A vaga de exonerações que tem vindo a marcar a ainda curta presidência de João Lourenço está longe de merecer uma avaliação consensual. De facto, se há quem enalteça a coragem do novo líder, também há quem levante a hipótese de se tratar de uma liderança a prazo. Tipo contrato temporário ou a termo incerto. E, ainda, quem considere que está em andamento uma revisitação do modelo anterior.
Aqueles que já falam numa perestroika angolana valorizam, sobretudo, a desconstrução do nepotismo herdado. Daí a exoneração de Isabel dos Santos da Sonangol. Por isso, a cessação dos contratos entre a Televisão Pública de Angola (TPA) e a Semba Comunicações, empresa partilhada por dois filhos de José Eduardo dos Santos, vulgarmente conhecidos como Tchizé dos Santos e Coréon Dú.

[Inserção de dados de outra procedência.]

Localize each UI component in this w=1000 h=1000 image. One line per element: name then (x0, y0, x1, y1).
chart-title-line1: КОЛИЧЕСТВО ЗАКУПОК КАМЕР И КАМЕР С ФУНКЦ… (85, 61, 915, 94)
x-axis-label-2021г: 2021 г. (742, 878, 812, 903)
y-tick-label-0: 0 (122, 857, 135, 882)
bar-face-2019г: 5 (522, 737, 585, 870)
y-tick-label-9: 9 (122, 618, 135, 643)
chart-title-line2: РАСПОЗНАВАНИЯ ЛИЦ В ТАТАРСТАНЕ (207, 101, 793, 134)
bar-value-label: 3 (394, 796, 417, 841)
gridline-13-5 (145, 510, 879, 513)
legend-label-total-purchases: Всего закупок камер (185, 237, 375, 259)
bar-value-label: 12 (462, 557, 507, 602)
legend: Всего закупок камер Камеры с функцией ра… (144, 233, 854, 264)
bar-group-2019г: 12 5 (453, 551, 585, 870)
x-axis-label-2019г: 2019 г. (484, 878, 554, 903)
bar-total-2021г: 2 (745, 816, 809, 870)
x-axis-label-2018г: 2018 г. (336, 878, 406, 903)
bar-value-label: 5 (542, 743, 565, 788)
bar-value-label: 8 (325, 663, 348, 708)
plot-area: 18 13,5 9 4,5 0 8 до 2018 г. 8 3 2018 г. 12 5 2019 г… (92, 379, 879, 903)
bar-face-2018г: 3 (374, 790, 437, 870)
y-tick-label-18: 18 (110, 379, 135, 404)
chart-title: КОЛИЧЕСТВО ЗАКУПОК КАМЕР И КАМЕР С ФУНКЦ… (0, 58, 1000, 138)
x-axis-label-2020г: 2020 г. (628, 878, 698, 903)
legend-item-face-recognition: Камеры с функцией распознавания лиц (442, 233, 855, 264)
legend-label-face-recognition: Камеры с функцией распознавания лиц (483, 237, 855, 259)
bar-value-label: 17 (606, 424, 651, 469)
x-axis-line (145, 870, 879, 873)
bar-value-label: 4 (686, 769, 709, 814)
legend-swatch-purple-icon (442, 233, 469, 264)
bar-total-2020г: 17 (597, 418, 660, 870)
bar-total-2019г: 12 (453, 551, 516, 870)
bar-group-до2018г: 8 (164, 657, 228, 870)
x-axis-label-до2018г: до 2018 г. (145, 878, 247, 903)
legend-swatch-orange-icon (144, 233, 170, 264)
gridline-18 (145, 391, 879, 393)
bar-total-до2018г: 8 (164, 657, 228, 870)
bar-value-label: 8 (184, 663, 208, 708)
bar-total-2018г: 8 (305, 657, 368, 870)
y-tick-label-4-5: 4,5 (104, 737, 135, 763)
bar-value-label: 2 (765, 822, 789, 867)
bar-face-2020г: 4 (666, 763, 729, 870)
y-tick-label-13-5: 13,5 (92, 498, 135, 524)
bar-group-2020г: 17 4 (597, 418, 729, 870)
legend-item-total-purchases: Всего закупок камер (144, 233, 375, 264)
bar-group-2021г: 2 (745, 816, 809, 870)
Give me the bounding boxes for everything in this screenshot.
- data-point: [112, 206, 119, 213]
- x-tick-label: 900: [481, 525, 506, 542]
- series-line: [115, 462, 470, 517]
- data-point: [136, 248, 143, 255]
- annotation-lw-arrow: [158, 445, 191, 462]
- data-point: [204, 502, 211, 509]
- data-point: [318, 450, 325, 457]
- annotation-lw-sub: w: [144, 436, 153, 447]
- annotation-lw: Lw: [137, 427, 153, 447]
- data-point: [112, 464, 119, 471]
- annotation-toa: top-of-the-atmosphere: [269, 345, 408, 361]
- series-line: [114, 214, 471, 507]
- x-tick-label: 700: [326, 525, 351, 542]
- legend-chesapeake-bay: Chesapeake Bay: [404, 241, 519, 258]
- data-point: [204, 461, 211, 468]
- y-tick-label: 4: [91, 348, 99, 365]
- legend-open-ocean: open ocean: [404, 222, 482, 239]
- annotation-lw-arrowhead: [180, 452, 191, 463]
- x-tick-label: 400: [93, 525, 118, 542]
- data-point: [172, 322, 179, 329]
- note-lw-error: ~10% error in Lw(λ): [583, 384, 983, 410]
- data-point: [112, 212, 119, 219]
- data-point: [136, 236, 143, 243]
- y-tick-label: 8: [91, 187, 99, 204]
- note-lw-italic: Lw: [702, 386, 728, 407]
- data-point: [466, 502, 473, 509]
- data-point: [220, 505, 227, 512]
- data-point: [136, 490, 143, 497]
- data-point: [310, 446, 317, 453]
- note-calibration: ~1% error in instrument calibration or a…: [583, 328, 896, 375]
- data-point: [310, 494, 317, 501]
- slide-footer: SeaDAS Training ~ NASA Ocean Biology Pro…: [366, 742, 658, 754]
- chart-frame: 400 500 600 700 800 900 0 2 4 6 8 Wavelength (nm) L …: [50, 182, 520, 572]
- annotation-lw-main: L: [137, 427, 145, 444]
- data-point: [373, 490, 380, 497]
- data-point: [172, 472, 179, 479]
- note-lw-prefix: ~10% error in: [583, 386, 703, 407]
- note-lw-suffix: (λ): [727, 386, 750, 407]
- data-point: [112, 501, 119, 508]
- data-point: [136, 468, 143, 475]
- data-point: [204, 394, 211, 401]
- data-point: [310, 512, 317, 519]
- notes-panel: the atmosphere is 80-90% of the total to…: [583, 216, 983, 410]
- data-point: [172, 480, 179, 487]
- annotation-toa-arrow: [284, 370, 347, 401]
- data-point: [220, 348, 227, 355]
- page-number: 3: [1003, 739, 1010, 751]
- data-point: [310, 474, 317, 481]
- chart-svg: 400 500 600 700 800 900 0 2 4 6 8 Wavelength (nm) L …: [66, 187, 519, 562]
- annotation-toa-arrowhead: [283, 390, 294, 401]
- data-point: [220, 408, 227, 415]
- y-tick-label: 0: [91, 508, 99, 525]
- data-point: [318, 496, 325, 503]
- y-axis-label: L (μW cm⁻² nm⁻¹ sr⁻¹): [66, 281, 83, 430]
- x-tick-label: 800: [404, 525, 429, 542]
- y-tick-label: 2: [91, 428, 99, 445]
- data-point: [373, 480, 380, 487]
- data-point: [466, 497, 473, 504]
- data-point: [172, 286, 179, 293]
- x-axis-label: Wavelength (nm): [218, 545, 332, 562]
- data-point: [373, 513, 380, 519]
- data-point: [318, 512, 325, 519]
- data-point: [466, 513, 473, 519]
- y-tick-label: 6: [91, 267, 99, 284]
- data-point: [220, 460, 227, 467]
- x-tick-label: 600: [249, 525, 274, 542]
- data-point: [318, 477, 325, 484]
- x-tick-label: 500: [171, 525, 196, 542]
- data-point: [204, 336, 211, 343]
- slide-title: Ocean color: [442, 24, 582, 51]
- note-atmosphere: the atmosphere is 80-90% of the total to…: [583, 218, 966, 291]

Assim sendo, dos filhos do anterior Presidente apenas José Filomeno dos Santos se mantém em funções à frente do Fundo Soberano de Angola (FSDEA). Uma permanência a curto prazo, mesmo que João Lourenço deixe à UNITA a responsabilidade pelo processo que conduzirá à exoneração – ou à demissão – do ainda líder do FSDEA, devido à participação no escândalo dos Paradise Papers.
Será o desmontar de um modelo que, numa síntese rápida, poderá ser designado como a gestão unifamiliar – e militarizada – de um país.
Uma desconstrução que tomou forma quando João Lourenço nomeou Carlos Saturnino, que tinha sido demitido por Isabel dos Santos da Sonangol Pesquisa & Produção, para Secretário de Estado dos Petróleos, um órgão que tutela a Sonangol. O ajuste de contas era inevitável. Dito de uma forma mais clara: Saturnino saneou quem o tinha saneado e passou a liderar a Sonangol. Com o óbvio beneplácito dos necessários decretos presidenciais.
No âmbito das competências que lhe são cometidas pela Constituição, João Lourenço tem legitimidade para tomar as decisões atrás mencionadas. Decisões que, como era expectável, estão a ser bem recebidas por uma parte considerável dos angolanos. Mesmo por muitos daqueles que, ainda há pouco, idolatravam o anterior Presidente.
Decisões que, até ao momento, têm tido como alvo a família dos Santos e quadros da administração pública, mas que têm deixado de fora outros grupos de interesses instalados em Angola. Afinal, a gestão não era apenas civil.
Cada coisa a seu tempo? Veremos. Desde logo, se João Lourenço dispõe de tempo.
É por isso que há quem duvide do verdadeiro alcance das exonerações. Talvez porque saiba que na tradição pós-independentista africana, não são raros os casos em que o Estado se confunde com o partido hegemónico – ou único – e com o líder partidário.
É um facto inquestionável que os resultados das eleições gerais de 2017 penalizaram bastante o MPLA. Porém, o partido não mudou de líder. João Lourenço não desconhece que chegou à presidência por ter sido indicado como cabeça de lista do MPLA. As eleições foram gerais. Em Angola não há separação entre as eleições legislativas e a presidencial. O Presidente sabe que deve ao partido a sua indigitação e eleição. A sua legitimidade não decorre de uma eleição direta e pessoal.
João Lourenço tem perfeita consciência de que não pode governar contra o MPLA, mesmo que retire ao partido o protagonismo resultante do sincretismo já enunciado. Apesar do seu debilitado estado de saúde, José Eduardo dos Santos ainda é o Presidente do partido. As exonerações dos seus familiares diretos dificilmente mereceram a sua aquiescência. O novo Presidente parece seguir o lema: Nobody succeeds as a sucessor.
Será que João Lourenço vai avançar no próximo Congresso para a liderança do MPLA? É bem provável que o agora Presidente da Republica se veja nessa contingência ou assuma esse desejo.
Uma centralização ou personalização do Poder. Um avanço no retrocesso.